Chembai Ganesh, S. - Presenter, City College of Engineering
Maldarelli, C. - Presenter, Levich Institute, City College of New York
Morris, J. F., City College of New York
Koplik, J., Levich Institute, City College of New York
Synthetic colloidal motors propel themselves through a continuous liquid phase by reaction with solutes in their fluid environment. In the usual design, the colloids are engineered solid particles with a catalytic side (Janus swimmers); upon consumption of fuel, an asymmetric distribution of the reactant and product solutes is created across the motor. Phoretic motion results from the resultant asymmetric interaction of the reactants and products with the colloid. Several interactions have been examined, including van der Waals (self-diffusiophoresis) and electrostatic (self-electrophoresis) forces. Immiscible liquid droplets in a suspending liquid phase, rather than particles, can also be formulated for autonomous motion: Surfactants adsorbed onto the droplet interface react with solutes in the environment to produce products; symmetry breaking reaction instabilities create concentration gradients on the droplet surface which drive tension gradients (Marangoni tractions) that propel the droplet.
In this presentation, we study a colloidal motor design in which a Janus particle with a catalytic side is first coated with an liquid wetting film and then suspended in a continuous liquid phase immiscible with the film. Thus the motor is a composite droplet with a reactive Janus core. Solute fuel in the film reacts on the catalytic side of the Janus particle to produce a surface active product which is released into the film and adsorbs to the fluid interface in proximity to the active side of the colloid. Local adsorption creates Marangoni tensions which drive the motion of the composite droplet through the continuous phase. This design has the advantages that it is powered by Marangoni tractions that can create larger velocities than self-diffusiophoretic- or self-electrophoretic forces, and relies on the steady catalysis of the active side of the Janus colloid, rather than symmetry breaking to drive the Marangoni motion.
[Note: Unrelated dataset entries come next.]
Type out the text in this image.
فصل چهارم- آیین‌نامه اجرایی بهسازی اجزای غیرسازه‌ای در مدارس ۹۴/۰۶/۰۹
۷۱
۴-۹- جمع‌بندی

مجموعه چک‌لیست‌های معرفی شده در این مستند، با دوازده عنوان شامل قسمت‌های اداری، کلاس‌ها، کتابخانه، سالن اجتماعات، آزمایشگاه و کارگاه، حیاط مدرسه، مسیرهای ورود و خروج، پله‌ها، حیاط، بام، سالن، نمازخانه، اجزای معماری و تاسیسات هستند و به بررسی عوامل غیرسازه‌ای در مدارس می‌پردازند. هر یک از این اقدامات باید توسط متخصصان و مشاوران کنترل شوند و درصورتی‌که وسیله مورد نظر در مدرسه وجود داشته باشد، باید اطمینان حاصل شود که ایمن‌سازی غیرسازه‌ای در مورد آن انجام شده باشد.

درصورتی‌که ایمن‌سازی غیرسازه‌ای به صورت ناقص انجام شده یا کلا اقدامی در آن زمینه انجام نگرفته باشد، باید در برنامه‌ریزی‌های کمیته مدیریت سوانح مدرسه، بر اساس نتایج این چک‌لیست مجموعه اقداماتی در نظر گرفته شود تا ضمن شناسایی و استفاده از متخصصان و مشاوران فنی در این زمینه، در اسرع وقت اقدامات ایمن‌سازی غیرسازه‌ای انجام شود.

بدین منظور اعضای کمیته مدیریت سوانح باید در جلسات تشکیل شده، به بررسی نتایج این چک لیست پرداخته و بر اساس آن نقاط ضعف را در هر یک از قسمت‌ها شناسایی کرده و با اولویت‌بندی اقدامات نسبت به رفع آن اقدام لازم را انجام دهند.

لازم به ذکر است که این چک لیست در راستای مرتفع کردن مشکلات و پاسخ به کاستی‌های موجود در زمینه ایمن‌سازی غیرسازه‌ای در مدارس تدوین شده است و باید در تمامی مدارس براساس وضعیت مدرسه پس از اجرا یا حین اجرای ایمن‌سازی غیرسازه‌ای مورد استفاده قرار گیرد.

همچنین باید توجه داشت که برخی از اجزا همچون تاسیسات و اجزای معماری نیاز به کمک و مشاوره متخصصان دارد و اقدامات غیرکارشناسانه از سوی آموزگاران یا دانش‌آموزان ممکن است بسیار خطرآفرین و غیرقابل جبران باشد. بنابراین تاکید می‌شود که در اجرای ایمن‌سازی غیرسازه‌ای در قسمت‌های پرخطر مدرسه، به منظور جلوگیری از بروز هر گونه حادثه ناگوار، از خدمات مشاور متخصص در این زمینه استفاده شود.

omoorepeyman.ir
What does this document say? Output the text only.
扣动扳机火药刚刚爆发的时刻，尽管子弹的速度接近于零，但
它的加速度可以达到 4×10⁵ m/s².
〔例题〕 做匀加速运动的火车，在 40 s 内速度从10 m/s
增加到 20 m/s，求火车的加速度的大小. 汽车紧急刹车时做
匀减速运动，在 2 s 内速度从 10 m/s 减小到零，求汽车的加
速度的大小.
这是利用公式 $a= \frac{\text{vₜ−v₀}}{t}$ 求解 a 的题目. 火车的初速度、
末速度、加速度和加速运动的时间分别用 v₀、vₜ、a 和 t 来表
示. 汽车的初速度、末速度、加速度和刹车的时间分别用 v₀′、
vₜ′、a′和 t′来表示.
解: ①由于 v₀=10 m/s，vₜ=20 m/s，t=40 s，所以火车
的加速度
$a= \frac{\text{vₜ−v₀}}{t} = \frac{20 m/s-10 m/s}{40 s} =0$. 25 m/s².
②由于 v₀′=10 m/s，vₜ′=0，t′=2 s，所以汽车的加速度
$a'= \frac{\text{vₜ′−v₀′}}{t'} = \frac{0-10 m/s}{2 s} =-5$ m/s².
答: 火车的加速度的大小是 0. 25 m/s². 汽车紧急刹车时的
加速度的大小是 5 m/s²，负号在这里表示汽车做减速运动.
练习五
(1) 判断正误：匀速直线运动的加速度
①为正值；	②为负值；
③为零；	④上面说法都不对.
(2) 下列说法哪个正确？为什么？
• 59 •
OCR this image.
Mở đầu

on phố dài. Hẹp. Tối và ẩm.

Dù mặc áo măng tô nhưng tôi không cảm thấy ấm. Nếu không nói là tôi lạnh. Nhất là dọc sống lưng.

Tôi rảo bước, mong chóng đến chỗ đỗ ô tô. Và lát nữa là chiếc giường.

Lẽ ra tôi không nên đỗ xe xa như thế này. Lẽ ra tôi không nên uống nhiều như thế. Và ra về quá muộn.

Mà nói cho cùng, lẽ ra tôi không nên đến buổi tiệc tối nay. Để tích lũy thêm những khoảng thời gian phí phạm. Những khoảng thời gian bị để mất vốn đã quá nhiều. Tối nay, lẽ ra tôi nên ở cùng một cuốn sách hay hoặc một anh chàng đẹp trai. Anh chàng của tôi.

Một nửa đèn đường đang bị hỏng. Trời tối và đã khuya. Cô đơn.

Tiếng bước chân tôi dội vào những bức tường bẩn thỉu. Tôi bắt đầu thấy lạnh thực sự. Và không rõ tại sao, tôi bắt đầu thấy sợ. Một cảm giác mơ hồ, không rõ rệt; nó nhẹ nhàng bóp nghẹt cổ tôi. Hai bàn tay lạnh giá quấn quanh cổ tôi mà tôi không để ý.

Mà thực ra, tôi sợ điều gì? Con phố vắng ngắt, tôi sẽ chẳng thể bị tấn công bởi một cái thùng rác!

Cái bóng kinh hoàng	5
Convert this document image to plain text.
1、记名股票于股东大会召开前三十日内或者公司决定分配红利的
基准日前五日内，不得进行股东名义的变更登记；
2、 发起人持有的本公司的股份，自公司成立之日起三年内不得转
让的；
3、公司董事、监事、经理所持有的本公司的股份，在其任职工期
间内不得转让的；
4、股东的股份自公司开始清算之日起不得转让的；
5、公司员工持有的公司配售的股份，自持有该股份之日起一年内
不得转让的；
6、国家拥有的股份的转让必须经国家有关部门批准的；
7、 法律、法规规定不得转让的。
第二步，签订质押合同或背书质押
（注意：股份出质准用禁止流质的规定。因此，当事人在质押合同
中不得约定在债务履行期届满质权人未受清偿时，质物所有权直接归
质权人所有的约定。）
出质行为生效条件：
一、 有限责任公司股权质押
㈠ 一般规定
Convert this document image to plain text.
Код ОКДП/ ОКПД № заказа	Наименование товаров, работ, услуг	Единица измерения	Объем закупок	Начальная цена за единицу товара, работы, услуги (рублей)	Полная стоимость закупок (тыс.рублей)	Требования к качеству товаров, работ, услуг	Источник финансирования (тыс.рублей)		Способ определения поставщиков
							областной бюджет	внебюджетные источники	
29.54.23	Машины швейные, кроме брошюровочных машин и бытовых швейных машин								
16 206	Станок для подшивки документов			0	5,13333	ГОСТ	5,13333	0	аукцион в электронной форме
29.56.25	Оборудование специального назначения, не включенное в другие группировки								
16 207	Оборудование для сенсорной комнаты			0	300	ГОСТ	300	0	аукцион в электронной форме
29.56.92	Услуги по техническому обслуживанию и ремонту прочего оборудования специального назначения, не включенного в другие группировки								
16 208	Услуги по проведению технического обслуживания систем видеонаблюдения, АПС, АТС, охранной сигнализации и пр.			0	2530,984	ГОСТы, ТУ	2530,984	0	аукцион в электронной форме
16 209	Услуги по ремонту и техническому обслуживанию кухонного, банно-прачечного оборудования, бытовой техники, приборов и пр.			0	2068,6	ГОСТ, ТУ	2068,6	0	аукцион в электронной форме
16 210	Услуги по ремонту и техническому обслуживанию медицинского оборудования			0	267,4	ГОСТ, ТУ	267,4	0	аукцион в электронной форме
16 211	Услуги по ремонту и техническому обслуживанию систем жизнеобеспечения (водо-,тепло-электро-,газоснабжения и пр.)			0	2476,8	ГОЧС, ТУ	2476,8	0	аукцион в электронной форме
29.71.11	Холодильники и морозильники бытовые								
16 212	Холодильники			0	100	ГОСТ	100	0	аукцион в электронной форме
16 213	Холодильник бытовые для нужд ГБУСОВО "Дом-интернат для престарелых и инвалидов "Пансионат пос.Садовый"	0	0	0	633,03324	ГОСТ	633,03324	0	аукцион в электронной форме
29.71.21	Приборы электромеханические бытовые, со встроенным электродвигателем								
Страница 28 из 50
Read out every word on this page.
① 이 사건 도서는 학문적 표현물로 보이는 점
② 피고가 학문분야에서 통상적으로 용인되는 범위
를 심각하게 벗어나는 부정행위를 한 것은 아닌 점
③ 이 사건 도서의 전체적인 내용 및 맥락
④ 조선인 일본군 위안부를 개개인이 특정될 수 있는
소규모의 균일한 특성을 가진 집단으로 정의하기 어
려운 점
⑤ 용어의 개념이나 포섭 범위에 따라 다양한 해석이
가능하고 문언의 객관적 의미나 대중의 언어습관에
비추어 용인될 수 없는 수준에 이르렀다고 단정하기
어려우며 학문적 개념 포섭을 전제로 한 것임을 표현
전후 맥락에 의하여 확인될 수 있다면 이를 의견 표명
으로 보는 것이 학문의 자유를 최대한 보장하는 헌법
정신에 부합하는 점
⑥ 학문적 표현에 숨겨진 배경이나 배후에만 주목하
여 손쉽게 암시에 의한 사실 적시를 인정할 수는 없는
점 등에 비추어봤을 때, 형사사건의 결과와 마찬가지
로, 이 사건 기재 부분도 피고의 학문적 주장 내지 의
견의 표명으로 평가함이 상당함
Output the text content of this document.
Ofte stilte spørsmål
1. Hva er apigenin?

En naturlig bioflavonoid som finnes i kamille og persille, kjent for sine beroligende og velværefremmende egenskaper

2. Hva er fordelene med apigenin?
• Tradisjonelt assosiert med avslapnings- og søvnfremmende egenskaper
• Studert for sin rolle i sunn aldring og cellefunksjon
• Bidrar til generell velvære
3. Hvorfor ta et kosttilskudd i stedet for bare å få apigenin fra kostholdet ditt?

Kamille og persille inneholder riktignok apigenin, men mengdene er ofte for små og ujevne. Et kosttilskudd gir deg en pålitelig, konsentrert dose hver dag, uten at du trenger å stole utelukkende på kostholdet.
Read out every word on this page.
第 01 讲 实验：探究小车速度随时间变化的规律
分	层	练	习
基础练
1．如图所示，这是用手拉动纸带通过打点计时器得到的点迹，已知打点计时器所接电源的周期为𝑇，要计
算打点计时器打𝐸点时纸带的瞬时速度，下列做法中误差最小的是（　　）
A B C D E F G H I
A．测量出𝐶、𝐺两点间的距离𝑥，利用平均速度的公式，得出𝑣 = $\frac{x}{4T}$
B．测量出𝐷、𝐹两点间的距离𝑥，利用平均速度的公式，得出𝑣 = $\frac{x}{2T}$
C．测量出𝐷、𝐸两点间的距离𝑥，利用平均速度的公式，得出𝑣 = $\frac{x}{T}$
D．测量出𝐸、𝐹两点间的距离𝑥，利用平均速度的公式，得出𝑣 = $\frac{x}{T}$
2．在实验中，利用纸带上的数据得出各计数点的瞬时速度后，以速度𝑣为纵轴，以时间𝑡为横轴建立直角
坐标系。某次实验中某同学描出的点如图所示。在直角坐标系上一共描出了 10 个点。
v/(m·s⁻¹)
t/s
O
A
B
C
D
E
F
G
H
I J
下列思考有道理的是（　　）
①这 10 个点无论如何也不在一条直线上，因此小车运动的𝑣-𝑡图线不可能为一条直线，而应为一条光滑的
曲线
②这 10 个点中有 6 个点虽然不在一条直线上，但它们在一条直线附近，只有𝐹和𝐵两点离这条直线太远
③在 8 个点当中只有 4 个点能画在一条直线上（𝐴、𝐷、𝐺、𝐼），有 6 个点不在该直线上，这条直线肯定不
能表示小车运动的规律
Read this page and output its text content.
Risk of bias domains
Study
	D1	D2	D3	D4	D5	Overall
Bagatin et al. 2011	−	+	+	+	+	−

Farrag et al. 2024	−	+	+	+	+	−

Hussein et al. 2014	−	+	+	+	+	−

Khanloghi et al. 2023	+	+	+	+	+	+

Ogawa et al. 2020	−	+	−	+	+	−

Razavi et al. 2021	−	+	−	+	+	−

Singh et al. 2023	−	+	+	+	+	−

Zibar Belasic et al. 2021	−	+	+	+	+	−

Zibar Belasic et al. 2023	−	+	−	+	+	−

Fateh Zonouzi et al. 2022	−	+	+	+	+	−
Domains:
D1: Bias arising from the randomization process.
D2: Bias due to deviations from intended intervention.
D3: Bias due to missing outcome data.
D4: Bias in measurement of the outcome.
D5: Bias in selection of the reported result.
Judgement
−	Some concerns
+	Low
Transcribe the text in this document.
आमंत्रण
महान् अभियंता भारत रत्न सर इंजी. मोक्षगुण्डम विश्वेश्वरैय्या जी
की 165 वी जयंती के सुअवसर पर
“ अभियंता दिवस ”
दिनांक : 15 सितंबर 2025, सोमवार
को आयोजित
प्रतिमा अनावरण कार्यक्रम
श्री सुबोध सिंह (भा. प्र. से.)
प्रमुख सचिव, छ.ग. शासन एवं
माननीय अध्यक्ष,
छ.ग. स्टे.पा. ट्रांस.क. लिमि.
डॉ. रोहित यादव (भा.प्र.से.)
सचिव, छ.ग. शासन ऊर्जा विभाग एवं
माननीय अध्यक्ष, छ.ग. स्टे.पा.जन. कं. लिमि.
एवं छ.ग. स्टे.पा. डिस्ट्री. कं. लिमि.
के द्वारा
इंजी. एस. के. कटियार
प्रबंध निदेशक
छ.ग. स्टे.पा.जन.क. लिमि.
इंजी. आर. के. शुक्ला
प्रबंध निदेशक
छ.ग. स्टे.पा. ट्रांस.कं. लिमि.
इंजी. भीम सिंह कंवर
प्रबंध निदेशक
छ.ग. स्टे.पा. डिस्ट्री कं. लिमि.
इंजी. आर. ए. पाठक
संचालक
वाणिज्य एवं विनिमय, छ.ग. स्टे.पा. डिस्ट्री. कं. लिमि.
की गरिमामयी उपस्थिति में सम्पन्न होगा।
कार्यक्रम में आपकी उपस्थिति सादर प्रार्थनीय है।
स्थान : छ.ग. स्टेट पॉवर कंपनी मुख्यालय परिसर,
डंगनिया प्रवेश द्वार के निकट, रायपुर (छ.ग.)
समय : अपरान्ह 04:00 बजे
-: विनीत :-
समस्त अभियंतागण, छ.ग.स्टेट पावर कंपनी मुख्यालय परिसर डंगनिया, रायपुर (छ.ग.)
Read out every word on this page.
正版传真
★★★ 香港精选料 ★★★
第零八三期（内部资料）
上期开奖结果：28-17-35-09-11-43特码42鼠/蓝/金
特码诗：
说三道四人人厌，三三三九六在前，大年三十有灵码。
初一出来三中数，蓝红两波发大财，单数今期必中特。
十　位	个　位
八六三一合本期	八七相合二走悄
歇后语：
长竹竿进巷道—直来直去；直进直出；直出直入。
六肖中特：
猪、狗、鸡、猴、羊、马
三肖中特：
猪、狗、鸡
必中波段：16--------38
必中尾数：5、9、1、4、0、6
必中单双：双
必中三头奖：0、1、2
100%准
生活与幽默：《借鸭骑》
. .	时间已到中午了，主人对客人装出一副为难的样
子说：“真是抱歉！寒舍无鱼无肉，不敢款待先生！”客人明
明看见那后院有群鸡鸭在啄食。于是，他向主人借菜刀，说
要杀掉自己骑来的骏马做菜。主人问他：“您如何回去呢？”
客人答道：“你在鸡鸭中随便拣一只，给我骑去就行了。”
Furthermore, the proposed motor configuration can be driven by thermocapillary forces as well. In this case, the Janus core is used to generate an asymmetric temperature field that can generate the Marangoni traction forces that propel the composite particle.

Assuming low Reynolds number flow, solutions are obtained using bispherical coordinates for the propulsion velocity of the composite droplet as a function of the ratio of the film thickness to the colloid radius, the rate of reaction at the colloid surface, and the surface activity of the product at the fluid interface. The Janus colloid at the center moves relative to the composite droplet, occupying eccentric positions along the center axis of the droplet. The eccentric movement is tracked, and optimum velocities are obtained as a function of the wetting layer thickness.